Vantaggi disponibili
 
Quali vantaggi offre la cedolare secca? Sostituisce l’Irpef e le addizionali per la parte derivante dal reddito dell’immobile. Esonera dal pagamento delle imposte di registro e bollo su registrazioni, risoluzioni e proroghe dei contratti (ma non sulla cessione). Esclude il cumulo dell’affitto con il reddito del locatore. Richiede solo il versamento di un’aliquota pari al 10 per cento del canone di locazione annuo se concordato su un immobile a Roma e nelle altre principali città italiane e al 21 se a canone libero. Ma implica la rinuncia a chiedere per tutta la durata dell’opzione l’aggiornamento del canone, anche se è previsto nel contratto, compresa la variazione dell’indice Istat dei prezzi al consumo.
 
Pertinenze agevolate

Può optare per il regime di favore la persona fisica titolare del diritto di proprietà o usufrutto che dà in affitto l’immobile ma non nell’esercizio di attività imprenditoriali o professionali. L’agevolazione è riconosciuta a immobili locati a uso abitativo che appartengono alle categorie catastali da A1 a A11, esclusa l’A10 (uffici o studi privati).
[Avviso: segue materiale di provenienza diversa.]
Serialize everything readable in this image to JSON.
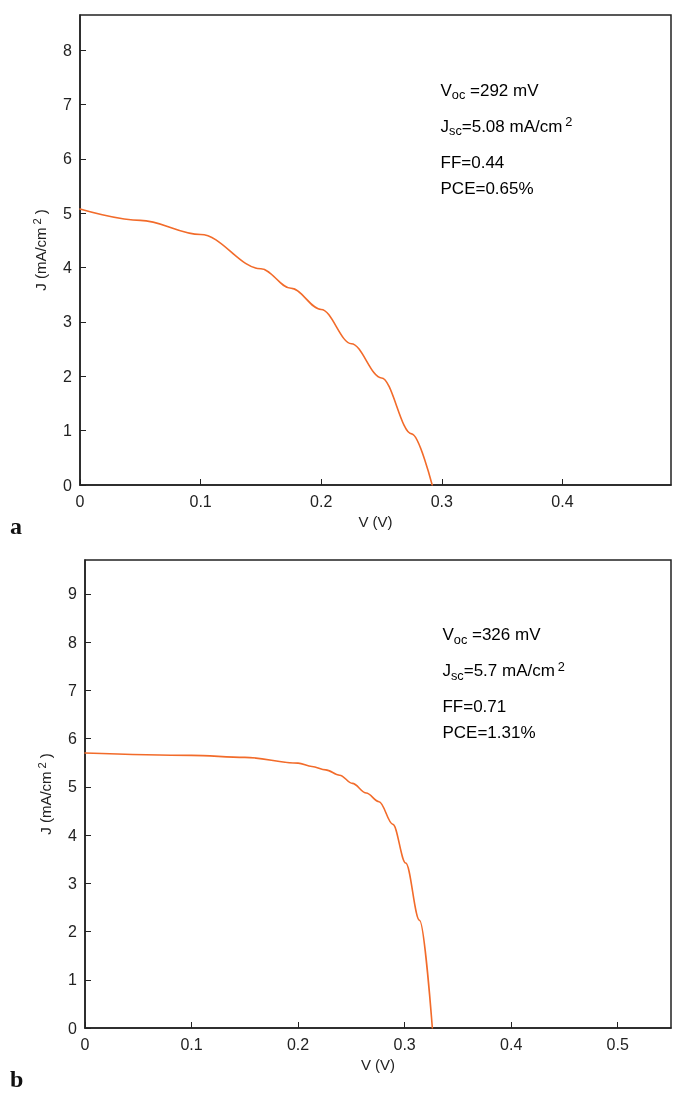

Idem vale per le pertinenze come box, garage e cantina, anche se affittate con un contratto separato dall’abitazione, a condizione che sia evidenziato il vincolo con l’immobile principale. Se ci sono più proprietari, ciascuno deve esercitare l’opzione per sé e i locatori che non scelgono la cedolare devono pagare l’importa di registro sulla loro quota di canone. Deve essere comunque versata l’imposta di bollo sul contratto di locazione. L’imposta di registro va pagata per l’intero importo stabilito nei casi in cui la norma fissa l’ammontare minimo. Agevolata anche la locazione a cooperative ed enti senza scopo di lucro che subaffittano le case agli studenti universitari.